Sunday, 6 July 2008

Trying to get started for the Year of St Paul


I am beginning to think about getting my head round the Year of St Paul. When I start the "new season" of first Friday Eucharistic Adoration's in September, the intention is that the themes each month will draw on St Paul.

So, in a spare moment today, I looked at the leaflet that had been inserted in our parish newsletter to mark the beginning of the Year of St Paul. It has been produced by the Liturgy Office of the Bishop's Conference of England and Wales, and is made up of extracts from the document The Gift of Scripture. I did not find it much help, experiencing again the two difficulties that I found I had when The Gift of Scripture was first published.

Let's take a sentence like this one:


The genuine letters of St Paul were written long before the first written Gospel and are consequently the earliest writings of the New Testament.


It sounds as if it is academically rigorous - the reference to "genuine letters" and "written long before". But it is actually rather vague - you do really need to add a bit of explanation about letters that are attributed to St Paul but which are not thought by scholars to be written by him, instead of just leaving it hanging, and the phrase "long before" really needs to have a figure put to it because "long" and "long" in this context could imply something quite different to a reader who has not the academic background to recognise what it is referring to.

And it could be rather more helpful pastorally, too. How can I use, in a pastoral context, this observation about the letters of St Paul being the earliest New Testament writings? Does it provide me with a theme for a first Friday Adoration?

[And that is before I comment on the 4.5 column inches commenting on St Paul's teaching on women - and the suggestion that Pauline texts referring to women need to be understood as arising from particular social and religious settings and need to be read in the wider context of the whole of Scripture etc ... why devote so much to this in the first place? And if you are going to, please give me enough information to actually be able to do what you suggest!]

It's not that I want to criticise The Gift of Scripture in the sense of attacking it - it's just that I find I can't actually make use of it, either academically or pastorally.

Rather more useful turn out to be two articles in recent issues of The Sower. These are by Sr M Johanna Paruch, and treat of St Paul as a "catechetical saint". The first article appeared in the April-June 2008 issue - and I can see in it the references to Acts 9 and Acts 22, and to Galatians, that will allow me to put together a kind of biography of St Paul. And in the second article, published in the July-September 2008 issue, I can spot the theme of the absolute cohesion of Christ and the Church - again, I can actually use this. Another article in this July-September issue also identifies themes under the headings "The Person of Paul" and "Paul's methods in establishing others in the Faith" that will also be useful.

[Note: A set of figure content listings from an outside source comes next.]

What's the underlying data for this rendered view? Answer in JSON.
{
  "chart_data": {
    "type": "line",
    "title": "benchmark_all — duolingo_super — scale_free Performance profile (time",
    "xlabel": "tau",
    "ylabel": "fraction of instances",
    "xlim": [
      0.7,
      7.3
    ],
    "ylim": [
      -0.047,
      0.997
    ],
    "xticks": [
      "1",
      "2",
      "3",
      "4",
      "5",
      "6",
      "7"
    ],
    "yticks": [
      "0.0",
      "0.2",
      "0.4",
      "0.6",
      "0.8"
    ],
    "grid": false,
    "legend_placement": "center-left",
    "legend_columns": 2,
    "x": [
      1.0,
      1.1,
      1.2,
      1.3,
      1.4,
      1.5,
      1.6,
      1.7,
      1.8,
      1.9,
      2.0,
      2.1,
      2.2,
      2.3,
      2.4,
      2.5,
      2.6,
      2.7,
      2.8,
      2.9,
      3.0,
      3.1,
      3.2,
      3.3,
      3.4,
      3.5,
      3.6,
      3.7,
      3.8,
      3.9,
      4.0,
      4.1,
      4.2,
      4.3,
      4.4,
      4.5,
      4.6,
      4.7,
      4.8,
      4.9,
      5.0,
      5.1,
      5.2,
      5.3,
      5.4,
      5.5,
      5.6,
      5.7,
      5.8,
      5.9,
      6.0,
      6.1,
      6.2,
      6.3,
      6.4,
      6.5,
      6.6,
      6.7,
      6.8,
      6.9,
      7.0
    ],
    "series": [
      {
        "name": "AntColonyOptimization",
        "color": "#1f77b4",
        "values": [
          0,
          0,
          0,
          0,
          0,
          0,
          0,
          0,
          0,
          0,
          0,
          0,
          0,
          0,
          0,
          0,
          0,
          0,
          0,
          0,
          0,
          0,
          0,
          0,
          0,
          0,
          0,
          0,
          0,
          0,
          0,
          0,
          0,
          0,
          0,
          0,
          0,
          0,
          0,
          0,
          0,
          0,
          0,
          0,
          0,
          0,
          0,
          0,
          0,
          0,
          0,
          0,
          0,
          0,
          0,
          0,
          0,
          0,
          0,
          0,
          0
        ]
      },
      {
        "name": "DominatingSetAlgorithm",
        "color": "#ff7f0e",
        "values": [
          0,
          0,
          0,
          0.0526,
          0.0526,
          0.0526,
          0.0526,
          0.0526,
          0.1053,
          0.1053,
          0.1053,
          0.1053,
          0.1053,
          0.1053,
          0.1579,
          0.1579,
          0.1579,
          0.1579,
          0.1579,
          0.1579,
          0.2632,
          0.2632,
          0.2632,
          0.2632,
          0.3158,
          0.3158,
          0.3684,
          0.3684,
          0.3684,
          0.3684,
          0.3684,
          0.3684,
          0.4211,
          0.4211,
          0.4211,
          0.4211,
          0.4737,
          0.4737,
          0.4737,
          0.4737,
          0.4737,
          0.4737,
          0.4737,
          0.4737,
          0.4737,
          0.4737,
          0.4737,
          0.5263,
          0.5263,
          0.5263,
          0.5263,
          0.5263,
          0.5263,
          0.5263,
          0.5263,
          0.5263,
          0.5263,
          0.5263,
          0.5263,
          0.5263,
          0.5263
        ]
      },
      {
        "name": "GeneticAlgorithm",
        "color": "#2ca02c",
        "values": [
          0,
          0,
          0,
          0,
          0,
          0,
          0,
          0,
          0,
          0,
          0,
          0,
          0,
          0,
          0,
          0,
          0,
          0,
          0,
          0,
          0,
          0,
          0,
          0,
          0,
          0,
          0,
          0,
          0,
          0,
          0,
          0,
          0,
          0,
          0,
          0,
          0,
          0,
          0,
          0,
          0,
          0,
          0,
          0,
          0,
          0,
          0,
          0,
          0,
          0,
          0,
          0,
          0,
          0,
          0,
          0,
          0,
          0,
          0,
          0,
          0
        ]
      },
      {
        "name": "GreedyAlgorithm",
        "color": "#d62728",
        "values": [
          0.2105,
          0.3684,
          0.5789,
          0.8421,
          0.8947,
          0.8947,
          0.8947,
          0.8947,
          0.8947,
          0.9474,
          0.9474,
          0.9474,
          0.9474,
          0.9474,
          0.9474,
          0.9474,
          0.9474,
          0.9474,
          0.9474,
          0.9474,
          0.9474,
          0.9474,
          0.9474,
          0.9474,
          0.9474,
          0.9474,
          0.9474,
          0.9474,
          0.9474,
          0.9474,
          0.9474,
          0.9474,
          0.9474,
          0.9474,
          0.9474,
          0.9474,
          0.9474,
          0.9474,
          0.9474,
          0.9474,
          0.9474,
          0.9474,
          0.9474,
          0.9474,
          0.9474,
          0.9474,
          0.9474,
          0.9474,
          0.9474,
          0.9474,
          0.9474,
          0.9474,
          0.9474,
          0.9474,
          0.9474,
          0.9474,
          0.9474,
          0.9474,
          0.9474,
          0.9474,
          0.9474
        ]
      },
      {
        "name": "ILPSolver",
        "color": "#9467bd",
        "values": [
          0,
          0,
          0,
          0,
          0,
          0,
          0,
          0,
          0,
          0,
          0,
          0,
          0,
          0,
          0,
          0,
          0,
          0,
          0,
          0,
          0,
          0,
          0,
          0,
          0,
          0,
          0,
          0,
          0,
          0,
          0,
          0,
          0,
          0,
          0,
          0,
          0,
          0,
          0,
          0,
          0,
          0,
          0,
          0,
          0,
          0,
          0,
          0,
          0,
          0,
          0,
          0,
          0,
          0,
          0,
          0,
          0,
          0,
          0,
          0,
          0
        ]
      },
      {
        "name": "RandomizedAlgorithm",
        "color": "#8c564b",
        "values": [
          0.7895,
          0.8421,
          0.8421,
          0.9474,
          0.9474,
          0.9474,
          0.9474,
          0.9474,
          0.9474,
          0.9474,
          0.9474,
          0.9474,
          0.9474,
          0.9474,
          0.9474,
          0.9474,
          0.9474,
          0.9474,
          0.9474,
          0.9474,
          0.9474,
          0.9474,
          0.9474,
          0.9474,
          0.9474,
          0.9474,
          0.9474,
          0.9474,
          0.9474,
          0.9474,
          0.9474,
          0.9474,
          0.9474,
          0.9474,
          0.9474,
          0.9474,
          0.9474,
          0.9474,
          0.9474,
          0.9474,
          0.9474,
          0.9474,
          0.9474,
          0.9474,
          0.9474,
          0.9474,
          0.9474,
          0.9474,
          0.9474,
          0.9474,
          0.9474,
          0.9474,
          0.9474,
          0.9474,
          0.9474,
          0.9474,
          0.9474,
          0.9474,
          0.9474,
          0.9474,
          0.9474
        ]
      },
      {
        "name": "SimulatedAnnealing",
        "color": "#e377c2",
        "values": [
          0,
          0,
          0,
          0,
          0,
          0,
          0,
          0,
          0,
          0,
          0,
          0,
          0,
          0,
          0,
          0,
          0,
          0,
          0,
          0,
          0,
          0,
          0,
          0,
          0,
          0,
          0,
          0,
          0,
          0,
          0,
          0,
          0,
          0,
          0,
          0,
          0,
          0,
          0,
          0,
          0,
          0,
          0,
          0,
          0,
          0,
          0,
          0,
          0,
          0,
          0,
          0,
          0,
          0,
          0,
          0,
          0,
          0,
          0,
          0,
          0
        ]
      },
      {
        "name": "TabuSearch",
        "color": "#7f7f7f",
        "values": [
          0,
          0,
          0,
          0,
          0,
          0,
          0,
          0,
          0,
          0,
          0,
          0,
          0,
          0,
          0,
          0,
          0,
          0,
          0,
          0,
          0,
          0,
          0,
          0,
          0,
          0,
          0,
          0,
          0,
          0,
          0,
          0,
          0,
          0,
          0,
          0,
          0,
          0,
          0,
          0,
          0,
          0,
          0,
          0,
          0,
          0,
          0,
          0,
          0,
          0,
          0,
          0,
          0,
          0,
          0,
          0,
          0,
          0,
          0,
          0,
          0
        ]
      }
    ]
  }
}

For more information about The Sower visit http://www.thesowerreview.org/.

1 comment:

Rita said...

Thanks for this link, official material is hard to come by for the Pauline year and I really want to do something meaningful regarding this when I meet up with my "1 year olds" (confirmed May 2007)over the coming weeks.

I had thought about starting with St Paul's letter to Philemon and discovering what it says about the man Paul and his faith. Then looking at his life story. Then perhaps getting stuck-in with some of his really profound stuff in Romans or Corinthians.

I would also like to do something on Saul the Pharisee; his beliefs and the revelation of the Truth on the road to Damascus. What of the Pharisee remained in Paul, what was altered for good? However this may be a little ambitious, but I'm increasingly convinced that the Jewish context of the Apostle of the Gentiles is vital.

Comments and ideas gratefully received!